- Company failed to justify its inability to repatriate funds
- Central bank's recommendation for criminal charges dismissed
Malaysia’s central bank slapped a fine on 1Malaysia Development Bhd. and announced it was ending its investigation into the troubled state fund, drawing one line under months of probes of 1MDB’s finances.
1MDB failed to explain why it can’t send back some funds from overseas, and has until May 30 to pay the fine for non-compliance, the central bank said in a Thursday statement. Bank Negara did not specify the size of the fine or how much 1MDB was required to repatriate.
The fund was ordered to repatriate the money after the central bank revoked three permissions granted in 2009, 2010 and 2011, Bank Negara said. The fine was issued with the consent of the attorney general.

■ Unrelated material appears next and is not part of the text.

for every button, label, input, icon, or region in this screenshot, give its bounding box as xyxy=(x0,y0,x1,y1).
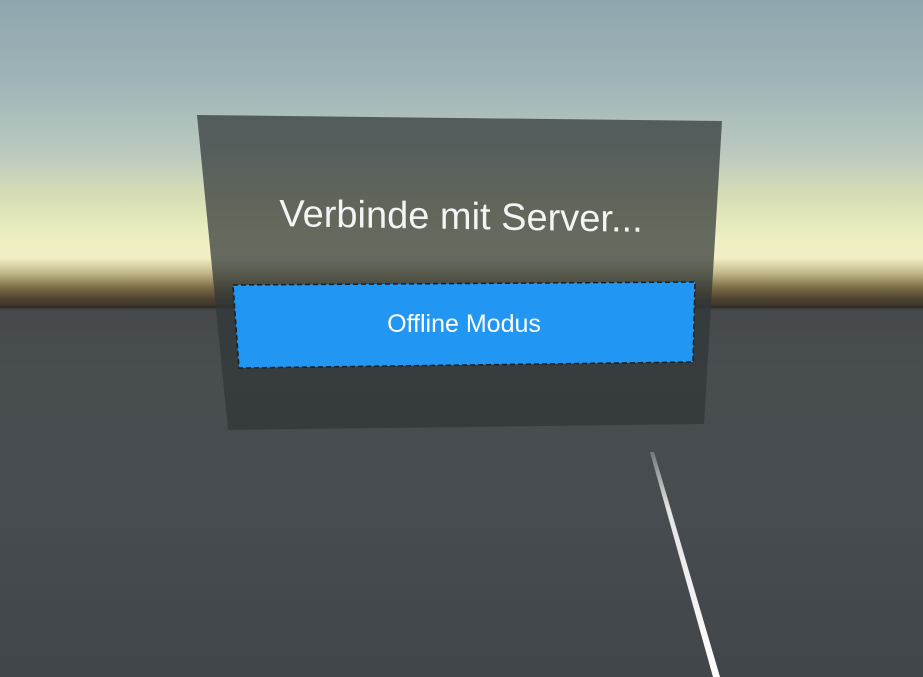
vr-scene: Verbinde mit Server... Offline Modus xyxy=(0,0,923,677)
laser-ray xyxy=(650,452,720,677)
controller-laser-pointer xyxy=(650,452,720,677)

Central bank governor Zeti Akhtar Aziz, who steps down at the end of this month, has been blunt in her criticism of 1MDB. The bank had requested criminal proceedings at least twice against 1MDB, although its efforts were dismissed by the attorney general’s office. Zeti said last month the central bank was pursuing administrative enforcement actions against 1MDB and that she wanted to bring closure to the case and hand over a clean slate to her successor.

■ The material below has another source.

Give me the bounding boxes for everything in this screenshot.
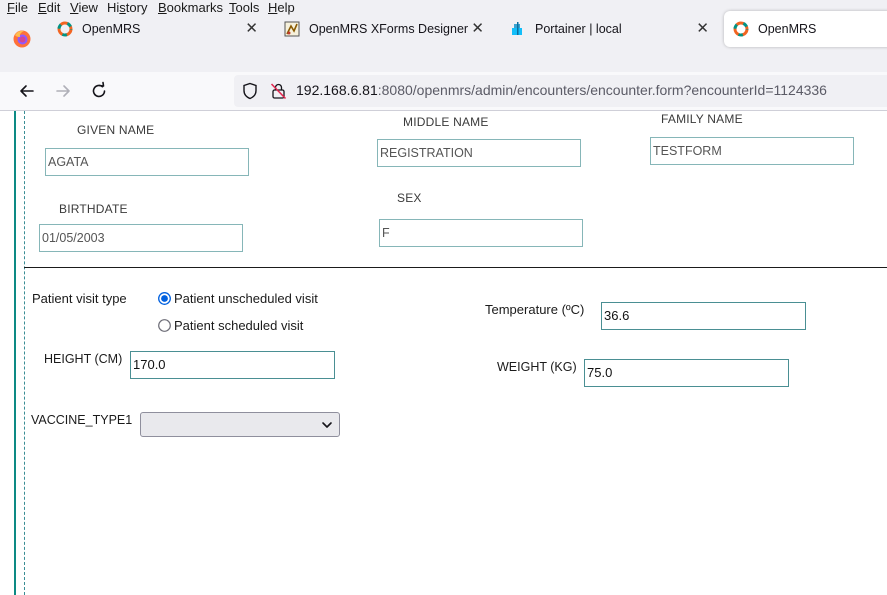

Zeti, 68, has led the central bank for 16 years, with Deputy Governor Muhammad Ibrahim named by Prime Minister Najib Razak this week as her successor.
Bank Negara said in October its probe found inaccurate disclosures when 1MDB sought approvals for offshore investments. It revoked the permissions given and instructed more than $1.8 billion related to multiple deals to be returned to Malaysia.
Debt-ridden 1MDB, which has consistently denied wrongdoing, has been the subject of probes by local agencies as well as countries like Switzerland and Singapore amid allegations of financial irregularities. Najib chairs the advisory board of 1MDB and has faced calls to resign as premier over alleged mismanagement at the fund.
1MDB respects the authority and decision of the central bank and will pay the fine by the due date, the fund said in a statement.
The reputation of the government took another hit Tuesday when 1MDB defaulted on a $1.75 billion bond amid a dispute with Abu Dhabi’s International Petroleum Investment Co., the co-guarantor of the bonds. The missed payment triggered cross defaults on 7.4 billion ringgit ($1.9 billion) of 1MDB debt, including borrowings that are guaranteed by the Malaysian government.